Nie, józek, nie wiemy- tobie wydaje się, ze wiesz. Już cię uświadamiam: nie jest tajemnicą moja poprzednia tożsamość, nie robię z tego tajemnicy. Dla twojego dobrego samopoczucia za chwilę odnotuję mój poprzedni nick w moim profilu.
Na emito nie logowałem się długo, zapomniałem hasła, bardzo czesto je zmieniam. Oczywiście przypomnienie hasła może być wysłane na adres mailowy, ale pocztę miałem założoną na dedykowanym serwerze, osobno opłacanym, i we własnej domenie- z jednego i drugiego zrezygnowałem. Tak więc mail z przypomnieniem jest wysyłany w kosmos, na nieistniejący adres poczty.

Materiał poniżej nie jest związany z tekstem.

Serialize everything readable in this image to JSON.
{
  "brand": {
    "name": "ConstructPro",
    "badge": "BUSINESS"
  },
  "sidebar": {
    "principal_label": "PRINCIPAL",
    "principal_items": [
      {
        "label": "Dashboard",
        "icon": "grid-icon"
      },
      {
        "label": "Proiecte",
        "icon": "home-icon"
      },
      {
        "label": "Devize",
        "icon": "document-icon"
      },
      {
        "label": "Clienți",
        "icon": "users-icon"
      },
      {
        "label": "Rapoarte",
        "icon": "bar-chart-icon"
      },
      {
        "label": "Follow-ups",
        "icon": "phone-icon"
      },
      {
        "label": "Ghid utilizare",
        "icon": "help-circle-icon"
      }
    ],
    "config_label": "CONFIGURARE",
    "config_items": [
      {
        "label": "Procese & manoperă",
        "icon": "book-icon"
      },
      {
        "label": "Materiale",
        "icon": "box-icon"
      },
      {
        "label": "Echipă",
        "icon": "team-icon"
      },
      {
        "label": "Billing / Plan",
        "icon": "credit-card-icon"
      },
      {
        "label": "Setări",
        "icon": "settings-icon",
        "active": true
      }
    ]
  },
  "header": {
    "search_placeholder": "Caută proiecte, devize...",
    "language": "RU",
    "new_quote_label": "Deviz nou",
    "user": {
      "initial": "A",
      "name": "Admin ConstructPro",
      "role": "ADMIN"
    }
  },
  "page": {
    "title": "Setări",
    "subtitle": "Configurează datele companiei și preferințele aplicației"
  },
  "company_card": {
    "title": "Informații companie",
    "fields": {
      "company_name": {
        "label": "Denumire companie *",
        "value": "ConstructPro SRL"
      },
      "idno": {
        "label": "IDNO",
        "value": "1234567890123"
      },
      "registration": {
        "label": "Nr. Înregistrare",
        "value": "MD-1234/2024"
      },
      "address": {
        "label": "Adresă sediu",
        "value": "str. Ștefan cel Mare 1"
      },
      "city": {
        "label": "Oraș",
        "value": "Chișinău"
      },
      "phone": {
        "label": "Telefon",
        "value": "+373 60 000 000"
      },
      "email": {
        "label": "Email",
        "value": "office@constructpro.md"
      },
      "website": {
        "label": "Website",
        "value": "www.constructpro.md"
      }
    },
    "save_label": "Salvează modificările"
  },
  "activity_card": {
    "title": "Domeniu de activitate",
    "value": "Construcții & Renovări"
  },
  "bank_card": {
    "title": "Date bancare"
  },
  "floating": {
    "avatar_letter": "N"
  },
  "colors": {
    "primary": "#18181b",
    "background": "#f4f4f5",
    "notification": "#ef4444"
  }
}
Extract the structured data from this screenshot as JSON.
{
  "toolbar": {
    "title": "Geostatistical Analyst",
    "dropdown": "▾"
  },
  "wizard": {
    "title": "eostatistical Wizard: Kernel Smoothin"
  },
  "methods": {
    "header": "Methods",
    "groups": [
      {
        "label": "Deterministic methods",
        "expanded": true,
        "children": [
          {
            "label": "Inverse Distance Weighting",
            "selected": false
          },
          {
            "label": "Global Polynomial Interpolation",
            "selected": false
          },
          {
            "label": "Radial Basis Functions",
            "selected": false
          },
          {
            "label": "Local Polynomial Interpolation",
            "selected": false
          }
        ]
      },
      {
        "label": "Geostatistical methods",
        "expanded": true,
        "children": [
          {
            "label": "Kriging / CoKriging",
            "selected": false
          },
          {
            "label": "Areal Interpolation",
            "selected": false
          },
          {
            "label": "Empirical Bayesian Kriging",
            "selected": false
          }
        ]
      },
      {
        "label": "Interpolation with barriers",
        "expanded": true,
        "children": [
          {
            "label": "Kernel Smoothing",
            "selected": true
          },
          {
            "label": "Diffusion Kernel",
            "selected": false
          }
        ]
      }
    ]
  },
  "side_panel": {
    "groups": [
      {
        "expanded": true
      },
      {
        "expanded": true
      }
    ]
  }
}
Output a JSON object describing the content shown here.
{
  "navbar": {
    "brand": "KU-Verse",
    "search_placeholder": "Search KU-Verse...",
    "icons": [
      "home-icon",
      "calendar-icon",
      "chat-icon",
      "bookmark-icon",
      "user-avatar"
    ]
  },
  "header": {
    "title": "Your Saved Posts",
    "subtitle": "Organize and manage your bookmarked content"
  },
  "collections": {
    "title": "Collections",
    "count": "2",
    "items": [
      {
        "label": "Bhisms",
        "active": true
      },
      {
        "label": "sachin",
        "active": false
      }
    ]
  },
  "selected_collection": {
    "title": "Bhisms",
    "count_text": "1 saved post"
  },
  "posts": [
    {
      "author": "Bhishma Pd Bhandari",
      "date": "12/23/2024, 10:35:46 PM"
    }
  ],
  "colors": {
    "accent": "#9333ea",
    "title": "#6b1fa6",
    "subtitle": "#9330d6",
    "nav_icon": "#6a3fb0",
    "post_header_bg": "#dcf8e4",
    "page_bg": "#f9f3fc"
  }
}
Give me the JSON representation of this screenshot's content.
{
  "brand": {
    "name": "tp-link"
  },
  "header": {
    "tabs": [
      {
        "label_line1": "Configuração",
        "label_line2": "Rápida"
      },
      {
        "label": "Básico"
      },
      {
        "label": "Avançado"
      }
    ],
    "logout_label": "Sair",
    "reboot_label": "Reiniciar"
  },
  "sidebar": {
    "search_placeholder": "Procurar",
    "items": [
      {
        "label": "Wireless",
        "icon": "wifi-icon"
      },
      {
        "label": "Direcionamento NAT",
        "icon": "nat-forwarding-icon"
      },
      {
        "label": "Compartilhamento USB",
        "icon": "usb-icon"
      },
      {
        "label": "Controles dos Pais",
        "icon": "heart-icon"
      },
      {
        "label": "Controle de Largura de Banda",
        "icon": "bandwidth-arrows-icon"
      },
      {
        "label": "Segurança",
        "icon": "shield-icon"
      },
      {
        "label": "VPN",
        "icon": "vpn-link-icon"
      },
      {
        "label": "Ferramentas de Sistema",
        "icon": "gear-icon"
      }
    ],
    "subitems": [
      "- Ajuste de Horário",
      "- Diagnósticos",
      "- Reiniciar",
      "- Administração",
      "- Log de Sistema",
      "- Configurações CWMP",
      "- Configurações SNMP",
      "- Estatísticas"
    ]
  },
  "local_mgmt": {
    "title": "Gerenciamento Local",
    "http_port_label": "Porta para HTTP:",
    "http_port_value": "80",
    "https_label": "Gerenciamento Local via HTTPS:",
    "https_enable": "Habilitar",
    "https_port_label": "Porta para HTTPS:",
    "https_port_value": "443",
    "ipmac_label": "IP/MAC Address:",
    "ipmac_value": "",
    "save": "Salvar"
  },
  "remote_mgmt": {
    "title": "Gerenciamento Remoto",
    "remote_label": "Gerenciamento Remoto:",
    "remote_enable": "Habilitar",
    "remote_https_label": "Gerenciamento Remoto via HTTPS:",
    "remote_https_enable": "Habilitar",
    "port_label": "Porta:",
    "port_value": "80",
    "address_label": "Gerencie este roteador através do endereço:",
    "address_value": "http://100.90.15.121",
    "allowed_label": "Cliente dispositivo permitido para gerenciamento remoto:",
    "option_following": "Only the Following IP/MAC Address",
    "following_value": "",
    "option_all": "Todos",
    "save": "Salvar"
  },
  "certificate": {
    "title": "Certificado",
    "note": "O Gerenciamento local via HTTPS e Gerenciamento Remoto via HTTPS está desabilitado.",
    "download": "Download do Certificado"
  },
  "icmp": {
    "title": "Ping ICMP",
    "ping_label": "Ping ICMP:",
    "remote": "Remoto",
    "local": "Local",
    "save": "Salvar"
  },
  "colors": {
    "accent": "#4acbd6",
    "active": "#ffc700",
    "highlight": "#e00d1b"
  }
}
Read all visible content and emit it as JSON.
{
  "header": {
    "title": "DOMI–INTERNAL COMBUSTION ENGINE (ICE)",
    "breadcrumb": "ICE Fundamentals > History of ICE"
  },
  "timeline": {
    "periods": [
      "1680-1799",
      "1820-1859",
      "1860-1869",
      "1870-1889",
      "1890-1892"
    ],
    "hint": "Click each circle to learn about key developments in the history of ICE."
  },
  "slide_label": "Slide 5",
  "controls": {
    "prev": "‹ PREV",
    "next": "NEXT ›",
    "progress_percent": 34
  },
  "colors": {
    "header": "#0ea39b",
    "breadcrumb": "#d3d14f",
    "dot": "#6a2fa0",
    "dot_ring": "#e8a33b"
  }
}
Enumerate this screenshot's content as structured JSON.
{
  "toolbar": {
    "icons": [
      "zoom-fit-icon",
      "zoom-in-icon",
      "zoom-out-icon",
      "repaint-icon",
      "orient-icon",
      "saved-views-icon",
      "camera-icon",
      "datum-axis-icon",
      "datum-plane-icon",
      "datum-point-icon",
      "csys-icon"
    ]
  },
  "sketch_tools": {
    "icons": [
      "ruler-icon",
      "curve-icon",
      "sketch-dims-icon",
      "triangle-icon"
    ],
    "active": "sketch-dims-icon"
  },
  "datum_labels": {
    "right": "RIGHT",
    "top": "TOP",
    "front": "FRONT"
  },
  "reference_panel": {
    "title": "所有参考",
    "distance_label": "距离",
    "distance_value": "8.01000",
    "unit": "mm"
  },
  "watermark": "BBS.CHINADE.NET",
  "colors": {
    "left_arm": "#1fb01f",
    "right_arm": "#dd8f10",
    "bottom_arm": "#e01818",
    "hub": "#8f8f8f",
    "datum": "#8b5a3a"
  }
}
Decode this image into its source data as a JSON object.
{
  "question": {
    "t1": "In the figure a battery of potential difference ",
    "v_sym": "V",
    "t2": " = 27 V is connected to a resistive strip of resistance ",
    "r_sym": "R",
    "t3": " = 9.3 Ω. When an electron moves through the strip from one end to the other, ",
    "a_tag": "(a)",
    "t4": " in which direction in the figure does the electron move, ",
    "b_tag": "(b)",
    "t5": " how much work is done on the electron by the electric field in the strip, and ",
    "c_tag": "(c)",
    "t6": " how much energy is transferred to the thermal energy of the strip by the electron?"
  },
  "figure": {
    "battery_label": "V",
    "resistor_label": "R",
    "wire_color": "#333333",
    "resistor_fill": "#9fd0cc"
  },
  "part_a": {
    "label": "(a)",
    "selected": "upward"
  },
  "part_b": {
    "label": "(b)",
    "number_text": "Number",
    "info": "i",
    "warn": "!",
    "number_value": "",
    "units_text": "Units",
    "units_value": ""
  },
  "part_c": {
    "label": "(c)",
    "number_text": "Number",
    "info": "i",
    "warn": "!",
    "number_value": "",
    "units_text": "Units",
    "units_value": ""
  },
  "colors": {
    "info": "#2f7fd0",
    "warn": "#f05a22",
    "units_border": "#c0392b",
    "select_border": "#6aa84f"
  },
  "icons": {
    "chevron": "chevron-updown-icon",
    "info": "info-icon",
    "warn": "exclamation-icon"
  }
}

Musiałbym po prostu skontaktować się z adminami emito, prawdopodobnie mogą coś na to poradzić, zresetować hasło.

Przyznaję, ze wpis był niestosowny, jednak nie wyciągaj pochopnych wniosków- emito (wiem, że wiesz o tym doskonale) to ani cały świat, ani też prawdziwy świat. ;)

Z niewytrzymam właśnie uciąłem sobie dłuższą pogawędkę w innym miejscu. ;) Na ogół nie tłumaczę, gdzie i z kim rozmawiam, z kim utrzymuję kontakty, ale jeżeli w ten sposób uda mi się coś wyjaśnić... Nie jest tajemnicą, że bardzo ją lubię, uważam ja za bardzo pozytywnie szurnietą osobę. ;)
Naprawdę nie zależy mi na spinaniu się z tobą, a już tym bardziej z niewytrzymam. Co myślę o moim wpisie, napisałem nieco wyżej grubszą czcionką.

Szkoda, że przy okazji temat został zafajdany. Przepraszam.
Nie będę miał nic przeciwko, jeżeli moje zbędne wpisy zostaną wycięte.

Profil nieaktywny
jozek.
#2223.08.2015, 10:14

Ok,spoko.Nie musisz mi nic udowadniac.Jak napisales nie zasmiecajmy tego tematu.Pozdrawiam i udanej niedzieli zycze.